Abstract

Debate exists as to the proper site for initiating antiarrhythmic therapy for supraventricular tachyarrhythmias and other benign forms of ectopy: inpatient versus outpatient. Rapid detection of efficacy and adverse effects, with immediate correction of the latter, favors the inpatient site. Convenience and, under most circumstances, lower cost favor the outpatient site. Circumstances under which adverse event rates, including proarrhythmia, are expectedly low, would favor outpatient initiation. So would the use of an agent whose elimination half-life is so long as to render in-hospital monitoring to steady state highly impractical.
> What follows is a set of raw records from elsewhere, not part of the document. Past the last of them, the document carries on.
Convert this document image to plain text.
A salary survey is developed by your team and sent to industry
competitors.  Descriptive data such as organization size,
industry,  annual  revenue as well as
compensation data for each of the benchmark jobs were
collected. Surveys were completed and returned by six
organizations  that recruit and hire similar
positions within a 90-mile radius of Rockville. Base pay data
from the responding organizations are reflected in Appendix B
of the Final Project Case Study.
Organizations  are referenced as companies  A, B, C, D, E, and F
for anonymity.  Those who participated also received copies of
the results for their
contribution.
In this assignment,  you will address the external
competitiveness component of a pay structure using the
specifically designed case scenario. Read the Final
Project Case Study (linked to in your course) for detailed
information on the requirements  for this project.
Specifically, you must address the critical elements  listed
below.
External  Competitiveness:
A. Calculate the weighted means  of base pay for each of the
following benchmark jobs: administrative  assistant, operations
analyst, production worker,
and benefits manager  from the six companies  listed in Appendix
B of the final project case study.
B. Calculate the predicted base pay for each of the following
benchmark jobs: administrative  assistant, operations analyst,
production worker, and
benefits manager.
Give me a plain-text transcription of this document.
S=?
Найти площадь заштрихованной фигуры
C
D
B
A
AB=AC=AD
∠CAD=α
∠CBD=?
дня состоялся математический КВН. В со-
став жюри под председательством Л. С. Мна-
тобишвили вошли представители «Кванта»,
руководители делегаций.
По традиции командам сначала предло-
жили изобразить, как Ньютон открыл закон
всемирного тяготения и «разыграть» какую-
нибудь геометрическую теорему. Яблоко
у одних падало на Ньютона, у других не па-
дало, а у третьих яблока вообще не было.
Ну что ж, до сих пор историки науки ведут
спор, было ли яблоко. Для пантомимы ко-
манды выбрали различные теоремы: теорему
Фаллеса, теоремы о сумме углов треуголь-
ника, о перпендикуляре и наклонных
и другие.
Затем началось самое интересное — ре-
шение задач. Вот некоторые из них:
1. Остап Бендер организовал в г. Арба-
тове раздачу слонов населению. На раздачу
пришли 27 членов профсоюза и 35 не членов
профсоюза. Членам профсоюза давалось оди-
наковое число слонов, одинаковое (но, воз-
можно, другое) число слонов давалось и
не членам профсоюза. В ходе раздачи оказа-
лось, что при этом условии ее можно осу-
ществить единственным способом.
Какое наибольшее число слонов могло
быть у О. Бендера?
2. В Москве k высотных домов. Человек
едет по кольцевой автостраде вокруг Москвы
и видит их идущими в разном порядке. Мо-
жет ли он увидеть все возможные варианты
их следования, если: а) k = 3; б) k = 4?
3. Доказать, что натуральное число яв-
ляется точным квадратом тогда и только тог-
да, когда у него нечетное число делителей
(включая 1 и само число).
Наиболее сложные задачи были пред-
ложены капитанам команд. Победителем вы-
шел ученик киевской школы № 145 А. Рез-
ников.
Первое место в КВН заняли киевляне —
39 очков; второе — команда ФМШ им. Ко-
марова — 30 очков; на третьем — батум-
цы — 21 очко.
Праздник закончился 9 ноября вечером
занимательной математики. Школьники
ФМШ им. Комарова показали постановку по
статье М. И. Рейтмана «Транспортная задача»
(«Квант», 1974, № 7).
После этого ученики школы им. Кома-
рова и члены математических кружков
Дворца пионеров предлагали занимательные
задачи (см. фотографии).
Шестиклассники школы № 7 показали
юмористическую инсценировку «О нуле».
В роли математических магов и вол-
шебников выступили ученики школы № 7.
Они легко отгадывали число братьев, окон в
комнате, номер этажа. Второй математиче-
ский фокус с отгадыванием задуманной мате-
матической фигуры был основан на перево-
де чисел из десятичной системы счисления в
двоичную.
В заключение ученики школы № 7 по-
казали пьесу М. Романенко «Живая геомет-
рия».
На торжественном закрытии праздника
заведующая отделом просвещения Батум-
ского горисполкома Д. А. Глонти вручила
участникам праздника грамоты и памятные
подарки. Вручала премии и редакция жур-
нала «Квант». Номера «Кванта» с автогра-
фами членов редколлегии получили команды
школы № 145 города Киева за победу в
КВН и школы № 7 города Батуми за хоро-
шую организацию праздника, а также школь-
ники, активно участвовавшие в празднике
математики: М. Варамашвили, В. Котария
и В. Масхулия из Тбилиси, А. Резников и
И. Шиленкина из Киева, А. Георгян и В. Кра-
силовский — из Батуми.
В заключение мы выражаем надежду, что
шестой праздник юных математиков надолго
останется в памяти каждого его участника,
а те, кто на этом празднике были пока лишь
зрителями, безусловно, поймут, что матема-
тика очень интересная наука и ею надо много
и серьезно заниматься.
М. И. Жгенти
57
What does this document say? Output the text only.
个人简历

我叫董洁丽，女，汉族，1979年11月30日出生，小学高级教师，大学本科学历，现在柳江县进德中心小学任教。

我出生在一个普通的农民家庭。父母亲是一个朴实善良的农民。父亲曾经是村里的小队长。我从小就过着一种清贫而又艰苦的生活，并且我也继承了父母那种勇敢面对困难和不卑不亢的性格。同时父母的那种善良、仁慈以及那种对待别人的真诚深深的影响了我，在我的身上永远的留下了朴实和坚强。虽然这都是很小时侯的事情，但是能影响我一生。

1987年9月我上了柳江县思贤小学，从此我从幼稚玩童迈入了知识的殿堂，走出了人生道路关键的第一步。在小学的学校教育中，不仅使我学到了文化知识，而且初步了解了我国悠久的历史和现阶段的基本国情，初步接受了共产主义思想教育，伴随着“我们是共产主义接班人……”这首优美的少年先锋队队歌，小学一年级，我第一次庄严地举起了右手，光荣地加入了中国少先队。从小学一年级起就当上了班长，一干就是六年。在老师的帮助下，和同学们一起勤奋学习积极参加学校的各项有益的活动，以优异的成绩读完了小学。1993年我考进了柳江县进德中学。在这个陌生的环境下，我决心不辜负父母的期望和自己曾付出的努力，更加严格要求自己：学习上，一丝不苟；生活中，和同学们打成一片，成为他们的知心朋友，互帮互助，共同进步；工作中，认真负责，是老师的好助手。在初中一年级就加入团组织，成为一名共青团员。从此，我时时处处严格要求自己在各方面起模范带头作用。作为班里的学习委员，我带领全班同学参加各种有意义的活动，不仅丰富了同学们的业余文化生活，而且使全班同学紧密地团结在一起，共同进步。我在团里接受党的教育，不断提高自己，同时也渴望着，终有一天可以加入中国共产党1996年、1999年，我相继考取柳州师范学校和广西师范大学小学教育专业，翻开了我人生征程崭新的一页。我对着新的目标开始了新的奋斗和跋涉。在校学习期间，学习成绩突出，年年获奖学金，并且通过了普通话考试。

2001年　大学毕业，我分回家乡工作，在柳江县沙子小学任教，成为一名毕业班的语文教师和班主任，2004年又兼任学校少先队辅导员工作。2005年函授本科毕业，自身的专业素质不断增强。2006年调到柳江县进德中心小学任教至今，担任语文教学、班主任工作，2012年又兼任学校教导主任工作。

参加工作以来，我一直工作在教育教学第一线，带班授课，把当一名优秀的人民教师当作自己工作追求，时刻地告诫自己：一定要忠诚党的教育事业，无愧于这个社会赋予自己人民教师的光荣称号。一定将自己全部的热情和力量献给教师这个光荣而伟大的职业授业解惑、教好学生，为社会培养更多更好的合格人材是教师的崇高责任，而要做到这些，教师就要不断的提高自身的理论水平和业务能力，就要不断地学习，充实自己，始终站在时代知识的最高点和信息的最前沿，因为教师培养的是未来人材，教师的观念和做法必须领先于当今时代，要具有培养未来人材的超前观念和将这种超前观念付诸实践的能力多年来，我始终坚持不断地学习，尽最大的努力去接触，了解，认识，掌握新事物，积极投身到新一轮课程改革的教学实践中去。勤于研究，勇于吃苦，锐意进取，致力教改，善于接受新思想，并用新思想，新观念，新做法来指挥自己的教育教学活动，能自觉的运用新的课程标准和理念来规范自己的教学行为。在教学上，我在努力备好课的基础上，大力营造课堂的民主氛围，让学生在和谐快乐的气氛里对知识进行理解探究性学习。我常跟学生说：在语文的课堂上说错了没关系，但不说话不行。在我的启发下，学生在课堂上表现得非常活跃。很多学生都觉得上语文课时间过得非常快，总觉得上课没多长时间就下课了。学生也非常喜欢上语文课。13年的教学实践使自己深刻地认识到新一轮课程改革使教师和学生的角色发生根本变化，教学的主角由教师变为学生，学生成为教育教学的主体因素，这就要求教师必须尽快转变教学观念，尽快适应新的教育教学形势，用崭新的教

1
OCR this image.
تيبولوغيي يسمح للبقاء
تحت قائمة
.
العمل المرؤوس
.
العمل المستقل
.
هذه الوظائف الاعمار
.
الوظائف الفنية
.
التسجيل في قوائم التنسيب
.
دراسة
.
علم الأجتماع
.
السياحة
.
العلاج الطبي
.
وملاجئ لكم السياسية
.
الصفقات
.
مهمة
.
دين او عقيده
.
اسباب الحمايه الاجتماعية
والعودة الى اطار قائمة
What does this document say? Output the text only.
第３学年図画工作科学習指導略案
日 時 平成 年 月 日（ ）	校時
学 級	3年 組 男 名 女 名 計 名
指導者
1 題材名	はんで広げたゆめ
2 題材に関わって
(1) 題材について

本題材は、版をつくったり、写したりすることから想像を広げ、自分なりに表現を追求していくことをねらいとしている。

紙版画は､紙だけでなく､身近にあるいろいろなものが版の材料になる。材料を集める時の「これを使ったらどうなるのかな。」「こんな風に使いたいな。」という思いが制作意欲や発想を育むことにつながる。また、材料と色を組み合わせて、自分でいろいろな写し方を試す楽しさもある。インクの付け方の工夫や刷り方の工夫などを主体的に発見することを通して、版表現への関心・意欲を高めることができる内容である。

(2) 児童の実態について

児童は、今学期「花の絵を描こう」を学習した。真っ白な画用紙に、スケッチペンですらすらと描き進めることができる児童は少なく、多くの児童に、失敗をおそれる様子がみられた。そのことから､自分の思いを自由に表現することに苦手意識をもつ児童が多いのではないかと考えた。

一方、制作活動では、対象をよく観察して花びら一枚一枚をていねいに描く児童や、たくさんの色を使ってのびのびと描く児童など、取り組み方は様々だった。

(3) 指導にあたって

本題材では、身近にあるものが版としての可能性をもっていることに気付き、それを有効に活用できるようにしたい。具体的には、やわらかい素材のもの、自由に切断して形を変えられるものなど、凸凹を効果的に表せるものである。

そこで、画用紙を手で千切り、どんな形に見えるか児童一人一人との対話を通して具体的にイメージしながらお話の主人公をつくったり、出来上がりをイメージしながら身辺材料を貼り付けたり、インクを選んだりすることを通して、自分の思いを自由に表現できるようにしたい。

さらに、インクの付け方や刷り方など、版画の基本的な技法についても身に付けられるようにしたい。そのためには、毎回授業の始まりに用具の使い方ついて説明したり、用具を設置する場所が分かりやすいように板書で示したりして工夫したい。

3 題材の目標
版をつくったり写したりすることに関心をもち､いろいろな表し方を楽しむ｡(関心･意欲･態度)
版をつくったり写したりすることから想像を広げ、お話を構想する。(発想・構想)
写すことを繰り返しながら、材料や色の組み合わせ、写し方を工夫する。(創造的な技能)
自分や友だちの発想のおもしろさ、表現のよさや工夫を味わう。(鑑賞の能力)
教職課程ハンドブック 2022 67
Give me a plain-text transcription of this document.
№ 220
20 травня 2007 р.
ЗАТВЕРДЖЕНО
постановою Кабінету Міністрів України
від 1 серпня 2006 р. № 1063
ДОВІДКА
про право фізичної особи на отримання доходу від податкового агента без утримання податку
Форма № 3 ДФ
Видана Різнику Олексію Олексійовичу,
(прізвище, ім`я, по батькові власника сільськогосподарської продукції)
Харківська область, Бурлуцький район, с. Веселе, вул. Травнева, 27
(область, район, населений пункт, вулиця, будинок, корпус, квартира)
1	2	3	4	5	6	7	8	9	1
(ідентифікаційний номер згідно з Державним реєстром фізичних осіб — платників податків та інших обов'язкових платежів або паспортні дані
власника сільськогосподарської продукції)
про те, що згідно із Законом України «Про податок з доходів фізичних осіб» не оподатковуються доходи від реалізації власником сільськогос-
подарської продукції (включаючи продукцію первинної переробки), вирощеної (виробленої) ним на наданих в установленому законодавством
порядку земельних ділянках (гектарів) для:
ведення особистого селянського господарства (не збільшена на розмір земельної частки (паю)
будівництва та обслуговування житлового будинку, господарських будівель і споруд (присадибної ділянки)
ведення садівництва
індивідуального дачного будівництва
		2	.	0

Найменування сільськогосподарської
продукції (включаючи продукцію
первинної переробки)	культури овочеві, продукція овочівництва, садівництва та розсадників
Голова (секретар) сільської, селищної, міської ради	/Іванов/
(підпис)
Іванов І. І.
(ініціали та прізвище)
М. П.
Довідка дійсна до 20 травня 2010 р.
Accordingly, outpatient initiation would be suitable for patients without structural heart disease receiving class IC drugs, patients with low risk for torsades de pointes receiving selected class III agents, in whom data in the literature are supportive (as has occurred with sotalol and azimilide), and patients who are to receive amiodarone. Transtelephonic electrocardiographic monitoring can be used to facilitate assessment in the outpatient setting. Inpatient initiation should be considered for patients with underlying sinus node or atrioventricular conduction disturbances, for patients with significant structural heart disease, for patients receiving a drug whose proarrhythmia may be idiosyncratic (e.g., quinidine), and for patients who are to begin an antiarrhythmic drug while in a supraventricular tachyarrhythmia in whom sinus rhythm has not previously been seen. The relative costs and benefits of the approach chosen will be a reflection of the probability that a drug with a chosen mechanism will cause an adverse outcome in a patient with a specific clinical substrate during the period chosen for monitoring.